Pertempuran Poker Online untuk Mendapatkan Status Yang Sah di Amerika Serikat

Poker online telah ada dari waktu ke waktu. Namun, ia telah melihat perubahan besar selama keberadaannya. Sebagai contoh, bentuk pertama dari poker online bermunculan di akhir 1990-an, dimainkan melalui protokol obrolan yang disebut IRC. Bentuk-bentuk awal dari IRC poker membutuhkan pemain untuk mengirim perintah tekstual, tetapi itu tidak terlalu lama sebelum pihak yang berkepentingan menciptakan lebih banyak interface pengguna intensif grafis yang menggunakan sistem point and click. Tidak hanya di situ, pada tahun 1998 Planet Poker diluncurkan dan dunia menyaksikan permainan pertama dari poker online yang melibatkan uang sungguhan.

Bagaimana poker online menghadapi hukum dan anggota perlemen?

Mungkin tidak terlalu mengejutkan, bentuk poker online ini terbukti sangat populer.
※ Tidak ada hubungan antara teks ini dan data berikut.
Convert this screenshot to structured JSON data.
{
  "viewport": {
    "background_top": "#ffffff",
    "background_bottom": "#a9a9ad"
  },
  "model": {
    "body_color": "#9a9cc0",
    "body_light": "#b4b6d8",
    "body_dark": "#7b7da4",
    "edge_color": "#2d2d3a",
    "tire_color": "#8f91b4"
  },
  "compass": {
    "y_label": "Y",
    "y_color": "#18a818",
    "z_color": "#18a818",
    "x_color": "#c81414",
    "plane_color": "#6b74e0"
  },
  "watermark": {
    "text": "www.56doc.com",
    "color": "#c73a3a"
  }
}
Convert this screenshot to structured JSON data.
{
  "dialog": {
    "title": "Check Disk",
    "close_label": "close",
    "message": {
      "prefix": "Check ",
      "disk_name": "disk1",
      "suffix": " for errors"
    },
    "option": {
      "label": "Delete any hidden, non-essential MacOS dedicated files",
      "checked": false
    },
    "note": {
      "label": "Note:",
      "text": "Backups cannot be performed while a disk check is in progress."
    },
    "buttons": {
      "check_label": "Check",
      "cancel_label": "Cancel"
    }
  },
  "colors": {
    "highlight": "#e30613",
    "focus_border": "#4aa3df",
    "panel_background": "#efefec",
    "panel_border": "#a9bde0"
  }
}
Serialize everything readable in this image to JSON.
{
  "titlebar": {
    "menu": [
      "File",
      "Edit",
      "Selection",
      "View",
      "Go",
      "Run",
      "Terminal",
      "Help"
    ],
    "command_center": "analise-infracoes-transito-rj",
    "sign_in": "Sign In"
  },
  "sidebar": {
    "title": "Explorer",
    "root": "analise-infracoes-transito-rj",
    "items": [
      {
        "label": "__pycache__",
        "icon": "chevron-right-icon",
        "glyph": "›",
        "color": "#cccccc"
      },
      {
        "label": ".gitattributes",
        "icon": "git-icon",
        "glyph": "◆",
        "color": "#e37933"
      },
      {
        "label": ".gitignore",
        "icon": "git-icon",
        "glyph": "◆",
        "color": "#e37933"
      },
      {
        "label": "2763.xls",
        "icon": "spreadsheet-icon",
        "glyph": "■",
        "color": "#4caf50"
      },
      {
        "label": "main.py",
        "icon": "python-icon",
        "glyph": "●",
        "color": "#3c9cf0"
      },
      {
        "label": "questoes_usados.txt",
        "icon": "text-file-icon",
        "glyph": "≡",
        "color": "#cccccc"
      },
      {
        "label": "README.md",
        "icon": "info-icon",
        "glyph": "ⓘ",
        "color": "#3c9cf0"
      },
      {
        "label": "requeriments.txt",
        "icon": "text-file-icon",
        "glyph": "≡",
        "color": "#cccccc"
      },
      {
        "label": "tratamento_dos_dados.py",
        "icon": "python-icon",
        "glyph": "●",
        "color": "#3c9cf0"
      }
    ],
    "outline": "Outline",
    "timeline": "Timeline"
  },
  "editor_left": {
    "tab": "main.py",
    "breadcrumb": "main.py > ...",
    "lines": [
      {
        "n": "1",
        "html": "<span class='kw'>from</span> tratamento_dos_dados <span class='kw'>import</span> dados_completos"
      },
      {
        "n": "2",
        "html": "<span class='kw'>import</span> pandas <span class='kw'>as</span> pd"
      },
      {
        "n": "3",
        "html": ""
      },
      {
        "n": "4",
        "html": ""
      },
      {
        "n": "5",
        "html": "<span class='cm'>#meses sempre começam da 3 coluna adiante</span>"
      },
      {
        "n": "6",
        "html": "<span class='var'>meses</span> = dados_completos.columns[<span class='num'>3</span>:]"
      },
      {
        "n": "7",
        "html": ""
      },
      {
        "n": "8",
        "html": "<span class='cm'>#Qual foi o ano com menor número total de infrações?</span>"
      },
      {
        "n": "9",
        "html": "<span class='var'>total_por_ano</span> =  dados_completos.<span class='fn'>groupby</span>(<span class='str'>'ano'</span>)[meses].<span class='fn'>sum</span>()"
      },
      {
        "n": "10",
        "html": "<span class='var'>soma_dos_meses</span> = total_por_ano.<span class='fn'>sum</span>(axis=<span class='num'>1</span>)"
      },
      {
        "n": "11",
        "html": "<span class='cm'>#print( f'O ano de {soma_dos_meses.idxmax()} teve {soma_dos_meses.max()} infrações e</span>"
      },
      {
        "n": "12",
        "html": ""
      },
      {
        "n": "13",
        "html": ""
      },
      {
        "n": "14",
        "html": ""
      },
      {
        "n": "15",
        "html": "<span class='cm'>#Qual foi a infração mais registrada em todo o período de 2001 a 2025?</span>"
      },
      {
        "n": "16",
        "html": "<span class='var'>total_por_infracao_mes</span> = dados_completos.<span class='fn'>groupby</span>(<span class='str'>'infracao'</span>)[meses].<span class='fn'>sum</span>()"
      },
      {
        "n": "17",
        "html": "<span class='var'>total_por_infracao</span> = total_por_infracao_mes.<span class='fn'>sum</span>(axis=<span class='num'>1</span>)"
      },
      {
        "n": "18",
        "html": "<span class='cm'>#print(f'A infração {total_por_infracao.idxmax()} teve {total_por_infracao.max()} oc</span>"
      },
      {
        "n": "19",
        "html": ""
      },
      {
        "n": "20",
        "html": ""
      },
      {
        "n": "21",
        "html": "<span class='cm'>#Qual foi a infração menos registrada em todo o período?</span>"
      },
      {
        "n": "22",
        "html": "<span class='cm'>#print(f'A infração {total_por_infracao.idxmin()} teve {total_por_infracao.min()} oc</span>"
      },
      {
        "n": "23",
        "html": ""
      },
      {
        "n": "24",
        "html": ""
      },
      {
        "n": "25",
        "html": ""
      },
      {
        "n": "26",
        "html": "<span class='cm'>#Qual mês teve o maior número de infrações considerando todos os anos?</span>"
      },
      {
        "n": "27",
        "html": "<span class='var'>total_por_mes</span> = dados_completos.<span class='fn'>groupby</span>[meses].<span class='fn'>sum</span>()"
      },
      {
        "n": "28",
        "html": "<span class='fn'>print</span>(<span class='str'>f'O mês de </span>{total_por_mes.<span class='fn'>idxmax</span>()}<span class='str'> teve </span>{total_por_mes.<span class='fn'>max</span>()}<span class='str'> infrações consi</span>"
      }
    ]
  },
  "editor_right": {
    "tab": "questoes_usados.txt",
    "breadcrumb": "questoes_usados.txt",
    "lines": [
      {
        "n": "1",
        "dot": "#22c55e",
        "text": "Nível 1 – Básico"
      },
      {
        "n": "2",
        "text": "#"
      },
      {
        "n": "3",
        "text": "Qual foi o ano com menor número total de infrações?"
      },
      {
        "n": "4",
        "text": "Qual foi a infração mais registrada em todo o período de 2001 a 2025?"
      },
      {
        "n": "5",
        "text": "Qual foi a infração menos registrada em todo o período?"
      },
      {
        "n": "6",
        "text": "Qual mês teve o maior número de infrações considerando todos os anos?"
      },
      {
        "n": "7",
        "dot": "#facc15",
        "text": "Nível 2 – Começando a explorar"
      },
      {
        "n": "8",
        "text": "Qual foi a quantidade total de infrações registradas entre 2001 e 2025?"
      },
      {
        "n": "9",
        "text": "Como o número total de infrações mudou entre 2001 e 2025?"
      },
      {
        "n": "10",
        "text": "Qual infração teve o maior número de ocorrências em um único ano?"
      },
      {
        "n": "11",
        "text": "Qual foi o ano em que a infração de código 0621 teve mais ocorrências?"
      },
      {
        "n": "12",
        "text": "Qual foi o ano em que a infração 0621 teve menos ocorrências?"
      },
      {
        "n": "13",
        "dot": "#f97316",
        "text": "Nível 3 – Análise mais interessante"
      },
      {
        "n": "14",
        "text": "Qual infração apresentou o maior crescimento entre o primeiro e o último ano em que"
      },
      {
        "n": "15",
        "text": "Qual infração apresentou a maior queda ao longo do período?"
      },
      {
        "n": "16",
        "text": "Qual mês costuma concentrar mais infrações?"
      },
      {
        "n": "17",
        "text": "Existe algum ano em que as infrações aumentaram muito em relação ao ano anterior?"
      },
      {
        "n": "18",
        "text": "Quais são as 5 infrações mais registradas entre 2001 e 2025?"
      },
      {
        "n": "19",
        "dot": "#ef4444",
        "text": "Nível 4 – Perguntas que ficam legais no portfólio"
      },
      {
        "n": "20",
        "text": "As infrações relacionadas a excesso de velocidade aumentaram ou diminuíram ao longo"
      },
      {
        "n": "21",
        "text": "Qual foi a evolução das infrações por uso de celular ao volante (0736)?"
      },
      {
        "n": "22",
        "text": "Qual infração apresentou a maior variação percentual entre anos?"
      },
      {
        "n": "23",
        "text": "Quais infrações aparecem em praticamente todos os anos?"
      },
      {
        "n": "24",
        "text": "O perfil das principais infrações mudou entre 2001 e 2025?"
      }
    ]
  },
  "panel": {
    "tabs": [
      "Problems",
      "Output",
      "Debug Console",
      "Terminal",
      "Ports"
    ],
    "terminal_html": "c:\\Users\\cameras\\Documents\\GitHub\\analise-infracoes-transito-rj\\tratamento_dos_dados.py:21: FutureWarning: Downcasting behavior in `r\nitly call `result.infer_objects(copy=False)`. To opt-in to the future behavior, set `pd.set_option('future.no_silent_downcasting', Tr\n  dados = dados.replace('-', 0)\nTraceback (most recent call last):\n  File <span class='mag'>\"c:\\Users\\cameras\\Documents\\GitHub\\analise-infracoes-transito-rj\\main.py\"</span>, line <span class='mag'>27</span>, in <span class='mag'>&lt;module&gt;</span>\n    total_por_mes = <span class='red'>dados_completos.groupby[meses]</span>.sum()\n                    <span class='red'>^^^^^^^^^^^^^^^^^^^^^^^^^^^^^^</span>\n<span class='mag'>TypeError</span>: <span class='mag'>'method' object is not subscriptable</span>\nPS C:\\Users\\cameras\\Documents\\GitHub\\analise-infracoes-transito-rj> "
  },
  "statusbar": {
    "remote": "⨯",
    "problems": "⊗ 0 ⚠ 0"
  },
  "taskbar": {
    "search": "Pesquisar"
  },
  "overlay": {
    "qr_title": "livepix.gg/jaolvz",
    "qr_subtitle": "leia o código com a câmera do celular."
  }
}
Namun, pada Planet Poker memiliki masalah serius yang dihadapi seperti kurangnya fitur dan kurangnya responsif, yang tidak terbantu oleh ketergantungannya pada pemasok software pihak ketiga yang memiliki masalah lainnya. Karena itu, Planet Poker segera disusul oleh layanan baru yang bernama Paradise Poker yang diluncurkan pada tahun 1999, sehingga di awal 2000-an periode kompetisi yang sengit terjadi dan karena semakin banyak pihak melihat potensi di pasar yang meledak.

Ketika poker online menjadi lebih dan lebih menonjol di mata publik, pembuat hukum di Amerika Serikat dan di tempat lainnya menjadi semakin sadar akan keberadaan poker online ini. Akibatnya, pada Februari 2005 Dewan Perwakilan di negara bagian Dakota Utara mengeluarkan undang-undang yang akan melegalkan poker online. Namun, upaya ini ternyata tidak berhasil karena Senat Negara menolaknya ketika Departemen Kehakiman AS mengirim memo yang menyatakan pendapatnya bahwa perjudian online menurut hukum federal bisa dikatakan ilegal

Terlepas dari itu, jelas bahwa anggota parlemen sudah tertarik pada poker online. Tak lama kemudian, Presiden George W. Bush menandatangani SAFE Port Act, maksudnya untuk membuat pelabuhan AS lebih aman dari ancaman potensial. Namun, SAFE Port Act memuat ketentuan yang disebut Undang-Undang Penegakan Perjudian Internet yang Melanggar Hukum tahun 2006, yang melarang pembuatan, pengiriman, dan penerimaan taruhan online di negara-negara bagian di mana tindakan tersebut akan dianggap ilegal. Akibatnya, sejumlah penyedia layanan poker online menutup operasi mereka di Amerika Serikat.

Saat ini, pasak sudah tinggi, artinya ada banyak oposisi terhadap ketentuan baru. Misalnya, grup minat nirlaba bernama Poker Players Alliance menerima dorongan yang cukup besar. Demikian juga, organisasi nirlaba lainnya muncul dengan tujuan memperjuangkan hak individu yang tertarik untuk berjudi online selama perlindungan yang tepat telah diberlakukan. Akibatnya, ada cukup banyak pertikaian tentang masalah ini di Amerika Serikat di tingkat federal.

Singkatnya, pemerintah federal AS membawa kasus terhadap para pendiri tiga penyedia layanan poker online terbesar serta beberapa rekanan mereka yang mengklaim bahwa mereka telah melanggar Undang-Undang Penegakan Pertaruhan Judi Internet tahun 2006, sehingga menghasilkan apa yang telah diketahui di dunia poker online sebagai Black Friday.

Apa status poker online di mata hukum di Amerika Serikat?

Sejak saat itu, poker online memiliki status hukum yang agak suram di Amerika Serikat secara keseluruhan karena bahasa yang tidak tepat dalam bagian legislasi yang relevan. Akibatnya, beberapa penyedia layanan poker online telah menarik layanan mereka karena kekhawatiran, sedangkan yang lain tetap tinggal karena apa yang mungkin merupakan toleransi risiko yang lebih tinggi di pihak mereka. Dengan demikian, status hukumnya jauh lebih jelas di beberapa negara bagian di mana pembuat undang-undang turun pada masalah di satu sisi atau yang lain.